One of Birt's predecessors, Alasdair Milne, said Birt did little good for the BBC apart from establishing its internet service and criticised him for paying consultants large fees for the corporation's restructuring. Many others opposed Birt, his methods and his reforms, including the journalists John Tusa, Mark Tully and Charles Wheeler, and news correspondent Kate Adie. Radio broadcaster John Dunn believed morale was bad under Birt, while David Attenborough commented that producers spend too much time worrying about money as a result of Birt's reforms.

Birt's arrival at the BBC hastened the departure of executive Bill Cotton, who described his tenure as a "nightmare" for the BBC. Marmaduke Hussey, who appointed Birt to his BBC role, later claimed to have regrets.

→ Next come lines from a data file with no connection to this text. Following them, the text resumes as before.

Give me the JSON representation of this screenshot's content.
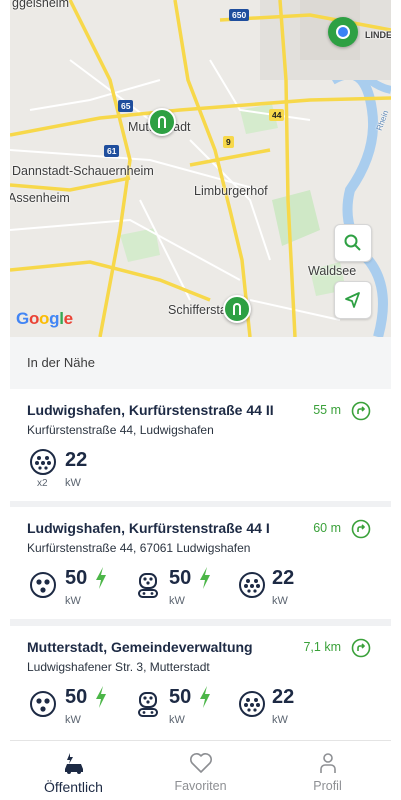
{
  "map": {
    "labels": {
      "oggersheim_partial": "ggeisheim",
      "mutterstadt": "Mutterstadt",
      "dannstadt": "Dannstadt-Schauernheim",
      "assenheim": "Assenheim",
      "limburgerhof": "Limburgerhof",
      "waldsee": "Waldsee",
      "schifferstadt": "Schifferstadt",
      "linden_partial": "LINDE",
      "rhein_partial": "Rhein"
    },
    "roads": {
      "r650": "650",
      "r65": "65",
      "r61": "61",
      "r44": "44",
      "r9": "9"
    },
    "google_logo": "Google",
    "icons": {
      "search": "search-icon",
      "locate": "navigation-arrow-icon",
      "station_pin": "charging-station-icon"
    }
  },
  "list": {
    "section_title": "In der Nähe",
    "stations": [
      {
        "title": "Ludwigshafen, Kurfürstenstraße 44 II",
        "address": "Kurfürstenstraße 44, Ludwigshafen",
        "distance": "55 m",
        "connectors": [
          {
            "icon": "type2-plug-icon",
            "power": "22",
            "unit": "kW",
            "multiplier": "x2",
            "fast": false
          }
        ]
      },
      {
        "title": "Ludwigshafen, Kurfürstenstraße 44 I",
        "address": "Kurfürstenstraße 44, 67061 Ludwigshafen",
        "distance": "60 m",
        "connectors": [
          {
            "icon": "ccs-plug-icon",
            "power": "50",
            "unit": "kW",
            "fast": true
          },
          {
            "icon": "chademo-plug-icon",
            "power": "50",
            "unit": "kW",
            "fast": true
          },
          {
            "icon": "type2-plug-icon",
            "power": "22",
            "unit": "kW",
            "fast": false
          }
        ]
      },
      {
        "title": "Mutterstadt, Gemeindeverwaltung",
        "address": "Ludwigshafener Str. 3, Mutterstadt",
        "distance": "7,1 km",
        "connectors": [
          {
            "icon": "ccs-plug-icon",
            "power": "50",
            "unit": "kW",
            "fast": true
          },
          {
            "icon": "chademo-plug-icon",
            "power": "50",
            "unit": "kW",
            "fast": true
          },
          {
            "icon": "type2-plug-icon",
            "power": "22",
            "unit": "kW",
            "fast": false
          }
        ]
      }
    ]
  },
  "bottom_nav": {
    "tabs": [
      {
        "label": "Öffentlich",
        "icon": "charging-car-icon",
        "active": true
      },
      {
        "label": "Favoriten",
        "icon": "heart-icon",
        "active": false
      },
      {
        "label": "Profil",
        "icon": "person-icon",
        "active": false
      }
    ]
  },
  "colors": {
    "accent_green": "#2ea043",
    "distance_green": "#3aa13a",
    "title_navy": "#1d2a44",
    "user_dot_blue": "#3b82f6"
  }
}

Some of Birt's changes were partially dismantled by his successors Greg Dyke and Mark Thompson. However, producer Tony Garnett claimed in 2009 that Birt's legacy of "totalitarian micro management" has existed at the BBC ever since.
	
In 1998, Birt imposed a ban on BBC output mentioning the private life of Peter Mandelson. This order followed an edition of Newsnight, during which Matthew Parris had said that Mandelson was homosexual. Peter Ainsworth, the Conservative shadow Culture Secretary, questioned whether this was a generic ban on mentioning private issues or specific to Mandelson.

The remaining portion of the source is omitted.